How Do I Get Other Videos Onto My iPod From My Computer?

By Peter Svensson

Q: I have the latest version of the iPod, the one that plays videos, but I'm tired of watching episodes of "Lost" from the iTunes store. How do I get other videos?

A: There are a number of ways to transfer home movies and other videos from your computer to your fifth-generation iPod, especially if you have an Apple computer.

The complication is that the iPod will only play video files in two very specific formats, so any clips you want to watch will have to be converted to one of these.

The iPod formats use the latest and greatest ways of squeezing video file sizes. That means you get small files and good video quality, but the computer doing the compression has to do a lot of work. In fact, even a fast computer will often take more time to compress a clip for the iPod than it takes to play the clip. Start the computer well before you need to run out the door with your iPod.

If you're lazy, don't bother with any of this, just wait for Apple to expand the selections available on iTunes. Other sellers are bound to start providing video in the iPod format as well -- the pornographers are already doing it.

> If you have a Mac

The easy way to convert everything except DVDs is Apple's QuickTime media player. However, you need the latest version of the software, 7.0.3, and you need to upgrade to the Pro version, which costs $29.99.

Load your movie in QuickTime, then select File:Export. Set the Export field to "Movie to iPod," and click Save.

A tip: the iTunes store has movie trailers, but doesn't make them available for download to the iPod. Instead, go to Using QuickTime Pro, you can save most of those trailers and convert them for the iPod.

As an alternative to QuickTime, you can use iMovie, the editing application that comes free with a new Mac. You need version 5, which came out in January, to output to the iPod. If you have an earlier version, you can upgrade the whole iLife software suite, of which iMovie is a part, for $79.

To use iMovie, import the video clips you want, then select File:Share:Quicktime. In the Export field, select "Movie to iPod," and Save.

Neither Apple application will allow you to move DVDs to your iPod. While it is certainly illegal to download movies off the Internet, no one has yet been indicted or sued for converting DVDs they own to watch them on another player. It could be illegal to do so, however, because you need to break the encryption on the DVD.
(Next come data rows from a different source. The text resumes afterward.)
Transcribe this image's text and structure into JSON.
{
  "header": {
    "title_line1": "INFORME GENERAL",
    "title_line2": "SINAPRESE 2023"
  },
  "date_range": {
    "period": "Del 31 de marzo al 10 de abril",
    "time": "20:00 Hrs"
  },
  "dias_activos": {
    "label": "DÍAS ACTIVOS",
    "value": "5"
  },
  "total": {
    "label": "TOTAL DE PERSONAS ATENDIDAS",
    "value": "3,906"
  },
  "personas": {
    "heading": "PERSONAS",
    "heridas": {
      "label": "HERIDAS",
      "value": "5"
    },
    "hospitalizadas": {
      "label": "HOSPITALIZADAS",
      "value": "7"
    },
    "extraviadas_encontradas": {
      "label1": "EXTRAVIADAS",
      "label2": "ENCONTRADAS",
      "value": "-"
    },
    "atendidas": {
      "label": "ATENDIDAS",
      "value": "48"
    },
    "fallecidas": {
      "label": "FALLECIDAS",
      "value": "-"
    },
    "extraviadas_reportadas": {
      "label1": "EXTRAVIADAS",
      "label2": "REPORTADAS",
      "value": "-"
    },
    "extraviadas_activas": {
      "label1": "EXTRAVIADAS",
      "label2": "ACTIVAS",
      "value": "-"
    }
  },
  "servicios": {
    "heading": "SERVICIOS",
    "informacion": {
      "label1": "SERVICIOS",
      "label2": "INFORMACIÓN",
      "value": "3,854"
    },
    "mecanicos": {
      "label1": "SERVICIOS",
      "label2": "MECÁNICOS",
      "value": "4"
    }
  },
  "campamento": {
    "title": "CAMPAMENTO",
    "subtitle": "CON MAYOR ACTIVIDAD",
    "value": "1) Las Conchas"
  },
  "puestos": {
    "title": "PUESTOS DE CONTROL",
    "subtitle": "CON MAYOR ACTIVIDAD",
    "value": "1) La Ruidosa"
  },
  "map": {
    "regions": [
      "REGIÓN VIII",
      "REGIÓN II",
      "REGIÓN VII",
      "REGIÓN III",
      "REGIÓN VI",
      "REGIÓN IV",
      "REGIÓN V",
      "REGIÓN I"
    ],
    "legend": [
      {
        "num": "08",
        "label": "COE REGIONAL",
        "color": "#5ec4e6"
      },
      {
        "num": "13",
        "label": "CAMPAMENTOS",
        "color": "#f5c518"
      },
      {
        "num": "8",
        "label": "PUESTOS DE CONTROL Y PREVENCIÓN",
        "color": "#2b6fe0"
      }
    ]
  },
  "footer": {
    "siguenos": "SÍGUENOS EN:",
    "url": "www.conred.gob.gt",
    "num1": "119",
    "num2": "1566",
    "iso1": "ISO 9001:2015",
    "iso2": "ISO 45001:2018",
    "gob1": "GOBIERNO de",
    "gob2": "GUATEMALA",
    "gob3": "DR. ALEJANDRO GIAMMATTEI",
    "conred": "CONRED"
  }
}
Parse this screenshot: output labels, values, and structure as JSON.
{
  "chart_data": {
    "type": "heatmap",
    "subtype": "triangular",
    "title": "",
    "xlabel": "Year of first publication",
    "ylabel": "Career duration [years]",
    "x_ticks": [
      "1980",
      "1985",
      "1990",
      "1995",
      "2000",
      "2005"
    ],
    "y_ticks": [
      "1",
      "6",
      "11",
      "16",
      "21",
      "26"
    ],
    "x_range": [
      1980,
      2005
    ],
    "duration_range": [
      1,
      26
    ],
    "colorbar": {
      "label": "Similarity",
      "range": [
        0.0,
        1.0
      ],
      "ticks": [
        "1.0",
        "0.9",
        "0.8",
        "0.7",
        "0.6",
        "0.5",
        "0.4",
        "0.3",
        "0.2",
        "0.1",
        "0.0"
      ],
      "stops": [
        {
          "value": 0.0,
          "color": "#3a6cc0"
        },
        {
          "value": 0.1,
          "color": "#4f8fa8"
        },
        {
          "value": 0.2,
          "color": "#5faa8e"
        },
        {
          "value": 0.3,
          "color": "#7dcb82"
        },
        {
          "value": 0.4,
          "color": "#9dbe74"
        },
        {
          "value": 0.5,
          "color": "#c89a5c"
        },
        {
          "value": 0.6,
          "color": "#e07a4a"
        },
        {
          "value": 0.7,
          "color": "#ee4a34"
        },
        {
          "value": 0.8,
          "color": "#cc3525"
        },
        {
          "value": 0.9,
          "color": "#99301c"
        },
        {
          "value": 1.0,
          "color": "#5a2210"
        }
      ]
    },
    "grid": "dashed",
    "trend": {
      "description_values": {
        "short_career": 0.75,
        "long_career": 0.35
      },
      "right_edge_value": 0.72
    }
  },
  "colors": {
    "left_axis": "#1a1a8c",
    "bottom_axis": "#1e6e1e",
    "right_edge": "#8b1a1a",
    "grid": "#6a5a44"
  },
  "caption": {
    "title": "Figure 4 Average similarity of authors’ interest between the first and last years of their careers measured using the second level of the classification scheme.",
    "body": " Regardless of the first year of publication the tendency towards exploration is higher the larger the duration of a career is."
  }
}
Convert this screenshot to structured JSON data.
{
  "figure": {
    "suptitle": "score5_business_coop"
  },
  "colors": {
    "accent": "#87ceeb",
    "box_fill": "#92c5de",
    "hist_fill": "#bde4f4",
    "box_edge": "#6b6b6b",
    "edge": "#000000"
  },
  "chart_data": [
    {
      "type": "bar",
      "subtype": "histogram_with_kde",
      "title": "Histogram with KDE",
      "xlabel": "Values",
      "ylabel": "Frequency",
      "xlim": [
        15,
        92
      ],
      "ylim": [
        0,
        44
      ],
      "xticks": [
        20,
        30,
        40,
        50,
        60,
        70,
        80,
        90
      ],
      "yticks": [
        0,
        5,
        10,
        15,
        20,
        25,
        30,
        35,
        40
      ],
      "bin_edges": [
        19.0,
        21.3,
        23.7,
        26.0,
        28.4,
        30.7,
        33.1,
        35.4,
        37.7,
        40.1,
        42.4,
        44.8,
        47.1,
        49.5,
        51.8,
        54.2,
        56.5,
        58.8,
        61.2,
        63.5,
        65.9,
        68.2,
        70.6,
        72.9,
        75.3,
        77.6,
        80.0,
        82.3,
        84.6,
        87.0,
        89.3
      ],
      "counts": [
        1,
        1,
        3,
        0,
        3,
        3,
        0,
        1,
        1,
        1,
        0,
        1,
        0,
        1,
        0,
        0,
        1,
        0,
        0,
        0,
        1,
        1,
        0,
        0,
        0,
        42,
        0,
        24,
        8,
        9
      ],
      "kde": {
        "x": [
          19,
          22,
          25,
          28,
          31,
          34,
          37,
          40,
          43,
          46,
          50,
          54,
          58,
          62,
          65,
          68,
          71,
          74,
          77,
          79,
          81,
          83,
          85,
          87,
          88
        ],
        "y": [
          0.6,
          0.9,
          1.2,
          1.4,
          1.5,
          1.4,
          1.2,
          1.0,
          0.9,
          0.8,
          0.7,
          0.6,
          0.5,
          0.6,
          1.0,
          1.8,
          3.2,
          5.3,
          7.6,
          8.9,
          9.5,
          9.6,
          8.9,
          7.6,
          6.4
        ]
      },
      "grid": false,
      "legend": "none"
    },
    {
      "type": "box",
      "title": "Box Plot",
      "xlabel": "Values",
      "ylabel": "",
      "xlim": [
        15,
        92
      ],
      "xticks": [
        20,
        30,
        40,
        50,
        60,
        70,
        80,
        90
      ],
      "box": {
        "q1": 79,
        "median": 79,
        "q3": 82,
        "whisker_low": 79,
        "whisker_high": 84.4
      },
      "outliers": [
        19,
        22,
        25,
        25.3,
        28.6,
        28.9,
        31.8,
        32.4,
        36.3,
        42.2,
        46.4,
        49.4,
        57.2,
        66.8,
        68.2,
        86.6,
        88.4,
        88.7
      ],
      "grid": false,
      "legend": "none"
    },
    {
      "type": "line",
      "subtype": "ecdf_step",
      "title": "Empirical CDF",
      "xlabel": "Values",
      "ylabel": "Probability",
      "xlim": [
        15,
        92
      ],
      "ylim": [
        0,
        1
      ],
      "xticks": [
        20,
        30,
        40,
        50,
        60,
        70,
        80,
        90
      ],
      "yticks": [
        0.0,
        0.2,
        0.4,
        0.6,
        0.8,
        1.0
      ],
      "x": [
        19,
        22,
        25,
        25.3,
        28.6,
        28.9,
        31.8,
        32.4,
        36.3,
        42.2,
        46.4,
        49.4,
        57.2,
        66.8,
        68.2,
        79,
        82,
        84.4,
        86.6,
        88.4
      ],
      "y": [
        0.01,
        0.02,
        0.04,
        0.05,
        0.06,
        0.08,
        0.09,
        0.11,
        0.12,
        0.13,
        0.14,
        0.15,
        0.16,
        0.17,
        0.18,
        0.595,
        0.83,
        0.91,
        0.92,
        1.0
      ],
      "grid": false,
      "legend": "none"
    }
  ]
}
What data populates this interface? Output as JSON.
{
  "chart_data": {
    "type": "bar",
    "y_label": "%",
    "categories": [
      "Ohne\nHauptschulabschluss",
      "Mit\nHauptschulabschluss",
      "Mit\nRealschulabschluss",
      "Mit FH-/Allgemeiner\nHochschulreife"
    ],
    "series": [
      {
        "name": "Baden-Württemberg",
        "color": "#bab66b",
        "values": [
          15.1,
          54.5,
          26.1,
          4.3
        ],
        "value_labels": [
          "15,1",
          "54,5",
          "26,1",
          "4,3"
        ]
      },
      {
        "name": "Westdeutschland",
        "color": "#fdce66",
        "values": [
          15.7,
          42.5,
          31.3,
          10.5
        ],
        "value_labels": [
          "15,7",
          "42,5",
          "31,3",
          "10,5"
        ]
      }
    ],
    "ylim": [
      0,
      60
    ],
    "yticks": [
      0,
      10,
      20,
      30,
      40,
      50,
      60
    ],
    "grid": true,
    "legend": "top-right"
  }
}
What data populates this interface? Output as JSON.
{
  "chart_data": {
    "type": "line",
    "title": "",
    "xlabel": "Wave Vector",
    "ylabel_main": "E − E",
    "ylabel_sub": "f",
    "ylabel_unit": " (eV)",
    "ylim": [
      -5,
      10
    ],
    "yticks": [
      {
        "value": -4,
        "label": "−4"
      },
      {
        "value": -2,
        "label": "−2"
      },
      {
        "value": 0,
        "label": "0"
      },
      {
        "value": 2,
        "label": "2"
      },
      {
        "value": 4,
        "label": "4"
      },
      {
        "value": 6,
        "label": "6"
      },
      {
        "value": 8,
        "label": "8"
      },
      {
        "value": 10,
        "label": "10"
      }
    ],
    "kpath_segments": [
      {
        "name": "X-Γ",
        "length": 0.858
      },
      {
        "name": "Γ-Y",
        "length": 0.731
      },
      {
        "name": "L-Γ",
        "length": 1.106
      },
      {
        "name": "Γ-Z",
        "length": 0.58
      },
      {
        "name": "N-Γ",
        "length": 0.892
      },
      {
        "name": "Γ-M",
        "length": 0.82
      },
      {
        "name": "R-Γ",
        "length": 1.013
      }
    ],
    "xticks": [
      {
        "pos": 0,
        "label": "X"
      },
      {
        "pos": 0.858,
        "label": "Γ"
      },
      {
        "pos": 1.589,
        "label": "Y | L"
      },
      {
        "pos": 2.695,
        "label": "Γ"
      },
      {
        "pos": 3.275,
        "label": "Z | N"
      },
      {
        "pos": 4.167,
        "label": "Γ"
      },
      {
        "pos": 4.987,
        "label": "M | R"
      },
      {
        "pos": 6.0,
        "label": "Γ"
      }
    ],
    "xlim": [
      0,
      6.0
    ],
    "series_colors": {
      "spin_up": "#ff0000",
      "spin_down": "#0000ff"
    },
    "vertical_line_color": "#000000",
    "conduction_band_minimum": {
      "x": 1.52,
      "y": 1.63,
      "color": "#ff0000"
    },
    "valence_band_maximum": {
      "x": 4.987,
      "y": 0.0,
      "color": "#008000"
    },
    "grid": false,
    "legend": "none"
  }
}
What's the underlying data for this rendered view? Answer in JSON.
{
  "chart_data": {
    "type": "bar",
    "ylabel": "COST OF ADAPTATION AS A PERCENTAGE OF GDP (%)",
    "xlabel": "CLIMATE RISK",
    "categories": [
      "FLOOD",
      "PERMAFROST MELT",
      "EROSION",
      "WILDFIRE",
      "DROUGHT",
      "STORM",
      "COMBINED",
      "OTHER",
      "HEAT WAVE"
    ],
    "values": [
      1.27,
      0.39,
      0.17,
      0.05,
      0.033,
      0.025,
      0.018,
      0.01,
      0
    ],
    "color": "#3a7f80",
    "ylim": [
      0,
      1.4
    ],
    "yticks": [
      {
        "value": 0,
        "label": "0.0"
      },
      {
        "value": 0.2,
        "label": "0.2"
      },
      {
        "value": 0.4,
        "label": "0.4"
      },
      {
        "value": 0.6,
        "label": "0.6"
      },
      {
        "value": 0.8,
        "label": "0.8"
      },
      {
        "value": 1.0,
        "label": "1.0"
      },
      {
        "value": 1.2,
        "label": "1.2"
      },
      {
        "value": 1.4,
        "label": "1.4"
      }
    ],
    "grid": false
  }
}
An elegant free software package called Handbrake will rip a DVD and convert it to the iPod format. In our brief test of version, it worked very well, but it requires a bit more savvy than Apple's programs. For iPod video, you need to set output to "MP4," lower the compression rate to about 400 kilobits per second, and set the frame size (under Picture Settings), to 320x240 pixels, which is the resolution of the iPod's screen.

On the computer screen, the resulting video was considerably darker than the original DVD, but it looked good on the iPod screen.

> If you have a PC

There is a PC version of QuickTime, which works just like the Mac version. See instructions above.

There is no PC version of iMovie or Handbrake, but there is a free program called Videora iPod Converter. Our test of version 0.91 produced unwatchable videos where the sound was out of sync with the image. The interface is also quite baffling.

An alternative is Crazi Video for iPod, a $29.95 program from RiverPast. It worked fine when we tested it and was simple to use.

To get a DVD onto the iPod, it appears you will need to rip the disc with some other program, then convert the video file with one of the alternatives above.